Историк Ш. Фицпатрик считает, что большевики создали «виртуальное классовое общество» — отраженное в статистике разделение общества на классы, к которым граждане приписывались на основании их происхождения. По крайней мере в период НЭПа и до повторного введения внутренних паспортов в 1932 году границы этих категорий и отнесение к одной из них оставались размытыми и изменчивыми, они в той или иной степени зависели от классового происхождения родителей, дореволюционной деятельности и текущего рода занятий [Fitzpatrick 1993]. Навешивание географических ярлыков на преступную деятельность стало частью процесса разделения общества на классы. Если следовать теории «виртуального классового общества», категории «городское» и «сельское» можно применять для причисления к определенному классу и определения соответствующего наказания для правонарушителей. То, что конкретные виды преступлений относились в «городским» или «сельским», предполагало, что совершаются эти преступления людьми определенного типа. Для крестьян, например, характерна «сельская» преступная деятельность, а значит, «сельские» преступления совершаются крестьянами. Более того, тип преступления отражает уровень сознательности преступника и тем самым задает его или ее положение в классовой иерархии. Опять же, «сельские» преступления свидетельствуют о более низком уровне сознательности, чем «городские». Своими выкладками криминологи содействовали формированию определения классов, основанному не только на общественно-экономических категориях, но и на поведении, политической идентичности и приоритетах государства.
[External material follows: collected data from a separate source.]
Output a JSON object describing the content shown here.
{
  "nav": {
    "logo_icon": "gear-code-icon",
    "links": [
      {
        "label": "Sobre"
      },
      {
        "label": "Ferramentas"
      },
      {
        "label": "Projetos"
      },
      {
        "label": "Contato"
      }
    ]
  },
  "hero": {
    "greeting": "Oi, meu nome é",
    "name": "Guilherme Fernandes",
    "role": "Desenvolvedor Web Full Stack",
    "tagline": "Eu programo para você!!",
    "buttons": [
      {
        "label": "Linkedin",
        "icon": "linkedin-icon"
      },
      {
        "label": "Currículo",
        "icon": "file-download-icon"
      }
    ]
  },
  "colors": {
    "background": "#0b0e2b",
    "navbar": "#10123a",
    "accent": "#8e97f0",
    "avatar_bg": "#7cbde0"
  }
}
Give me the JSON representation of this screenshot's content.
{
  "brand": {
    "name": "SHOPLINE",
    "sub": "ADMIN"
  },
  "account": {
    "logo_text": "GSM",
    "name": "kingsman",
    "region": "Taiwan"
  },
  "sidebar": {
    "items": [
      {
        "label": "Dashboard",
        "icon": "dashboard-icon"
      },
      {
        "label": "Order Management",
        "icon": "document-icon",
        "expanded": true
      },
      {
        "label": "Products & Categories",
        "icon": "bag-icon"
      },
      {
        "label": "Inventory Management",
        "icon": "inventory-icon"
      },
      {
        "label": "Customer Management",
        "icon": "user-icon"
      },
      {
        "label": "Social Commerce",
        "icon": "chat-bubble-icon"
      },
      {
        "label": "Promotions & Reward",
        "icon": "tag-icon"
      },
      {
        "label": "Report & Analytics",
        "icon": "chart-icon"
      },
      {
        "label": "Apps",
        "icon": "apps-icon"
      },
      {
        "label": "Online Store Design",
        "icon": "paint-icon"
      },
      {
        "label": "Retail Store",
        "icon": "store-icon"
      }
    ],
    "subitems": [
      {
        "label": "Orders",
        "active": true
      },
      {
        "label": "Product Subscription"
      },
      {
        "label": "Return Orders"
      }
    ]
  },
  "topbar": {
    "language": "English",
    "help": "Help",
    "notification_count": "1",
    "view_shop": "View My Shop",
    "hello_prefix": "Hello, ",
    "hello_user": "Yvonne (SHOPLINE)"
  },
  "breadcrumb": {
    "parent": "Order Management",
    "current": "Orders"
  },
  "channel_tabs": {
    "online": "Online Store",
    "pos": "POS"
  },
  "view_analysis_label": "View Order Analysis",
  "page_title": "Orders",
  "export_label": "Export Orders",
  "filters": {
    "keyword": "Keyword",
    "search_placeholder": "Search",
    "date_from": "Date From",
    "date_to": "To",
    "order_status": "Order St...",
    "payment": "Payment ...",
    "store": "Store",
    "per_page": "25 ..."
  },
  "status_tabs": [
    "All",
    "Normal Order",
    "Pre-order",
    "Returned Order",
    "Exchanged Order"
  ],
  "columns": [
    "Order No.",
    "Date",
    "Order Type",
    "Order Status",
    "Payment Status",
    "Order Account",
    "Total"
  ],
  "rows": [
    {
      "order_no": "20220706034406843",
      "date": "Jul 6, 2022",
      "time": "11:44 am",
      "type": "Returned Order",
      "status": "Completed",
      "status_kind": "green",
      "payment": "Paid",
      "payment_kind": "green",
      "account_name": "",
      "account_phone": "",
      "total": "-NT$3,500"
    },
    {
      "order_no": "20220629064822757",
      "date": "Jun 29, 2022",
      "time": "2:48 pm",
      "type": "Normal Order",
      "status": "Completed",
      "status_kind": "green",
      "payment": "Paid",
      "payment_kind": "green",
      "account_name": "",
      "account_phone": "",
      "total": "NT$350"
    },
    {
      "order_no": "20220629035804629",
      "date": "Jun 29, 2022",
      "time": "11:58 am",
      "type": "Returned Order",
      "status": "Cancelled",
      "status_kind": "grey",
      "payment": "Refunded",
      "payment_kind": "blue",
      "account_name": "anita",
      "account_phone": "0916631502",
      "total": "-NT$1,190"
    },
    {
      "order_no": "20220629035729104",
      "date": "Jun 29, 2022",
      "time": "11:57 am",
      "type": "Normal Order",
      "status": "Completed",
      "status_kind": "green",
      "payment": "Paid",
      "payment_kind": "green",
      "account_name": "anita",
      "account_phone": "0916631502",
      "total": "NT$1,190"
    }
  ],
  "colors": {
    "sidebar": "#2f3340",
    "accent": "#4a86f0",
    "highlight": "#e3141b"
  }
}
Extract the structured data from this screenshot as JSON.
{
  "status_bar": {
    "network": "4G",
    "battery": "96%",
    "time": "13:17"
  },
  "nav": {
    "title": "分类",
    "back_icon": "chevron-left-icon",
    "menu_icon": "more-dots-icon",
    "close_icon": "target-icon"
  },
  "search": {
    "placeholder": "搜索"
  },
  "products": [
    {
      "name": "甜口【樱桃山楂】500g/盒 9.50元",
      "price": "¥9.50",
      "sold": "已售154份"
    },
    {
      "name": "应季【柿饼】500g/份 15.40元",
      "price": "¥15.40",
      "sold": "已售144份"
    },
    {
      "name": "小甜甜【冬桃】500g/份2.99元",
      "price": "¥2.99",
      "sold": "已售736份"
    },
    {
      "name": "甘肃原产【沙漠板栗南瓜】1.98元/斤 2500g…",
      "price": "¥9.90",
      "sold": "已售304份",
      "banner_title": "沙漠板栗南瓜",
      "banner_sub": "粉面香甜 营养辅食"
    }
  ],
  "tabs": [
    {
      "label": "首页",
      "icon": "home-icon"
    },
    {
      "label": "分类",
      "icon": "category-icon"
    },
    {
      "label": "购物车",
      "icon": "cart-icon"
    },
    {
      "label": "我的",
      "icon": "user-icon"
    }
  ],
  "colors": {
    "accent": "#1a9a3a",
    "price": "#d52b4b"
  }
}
Одной из областей, где классовую принадлежность определяло поведение, стали задержания женщин и суды над ними за преступления против порядка управления. В эту категорию входили все правонарушения, ставившие под угрозу строительство социалистического будущего, но не заслуживавшие смертной казни, такие как, в частности, нарушение общественного порядка, антисоветская агитация, уклонение от уплаты налогов, подлог, фальсификация, уклонение от воинской повинности, хулиганство, незаконное использование природных ресурсов, самосуд, отказ от сотрудничества с милицией, спекуляции недвижимостью, изготовление и продажа самогона и наркотиков[224]
. Преступления против порядка управления подразумевали преднамеренное антисоветское, а не антиобщественное поведение.По данным официальной уголовной статистики за 1923 и 1924 год, преступлений против порядка управления женщины совершали больше, чем любых других видов уголовных преступлений[225]
. Внутри этой категории природа женских преступлений оставалась по преимуществу сельской: а именно, криминологи выяснили, что преступления в основном coвершают жительницы сельской местности, и даже когда подобные нарушения закона имеют место в городах, совершают их по большей части женщины непролетарского происхождения. Более того, криминологи подчеркивали, что большая часть совершенных женщинами преступлений по своему характеру относится к сельским: как правило, речь идет об эмоциональном отклике и действиях, не требующих специальных навыков. Например, в 1923 году почти четверть всех женщин, арестованных в городах за неуплату налогов, составляли крестьянки, а в сельской местности таких было свыше 80%. Подобным же образом, хотя только около половины женщин, осужденных за оскорбление власти, проживали в сельской местности, четыре пятых арестованных по этой статье оказались крестьянками. И, напротив, если не считать минимального участия в производстве и продаже самогона, городские заводские работницы почти никогда не совершали преступлений против порядка управления [Статистика осужденных 1927: 58-61, 74-77][226].Такое соотношение сельского и городского подчеркивает классовую природу преступлений и наказаний в СССР первых лет его существования. Милиция и суды с большей готовностью преследовали за антисоветское поведение людей определенной (нежелательной) классовой принадлежности и чаще выносили таким людям обвинительные приговоры, чем более «сознательным» пролетариям (которых, кстати, и по численности было меньше). Более того, высокий процент женщин, виновных в антисоветских преступлениях, отражал представления юристов о том, что женщины, и в особенности крестьянки, медленнее реагируют на перемены, которые принесла Октябрьская революция.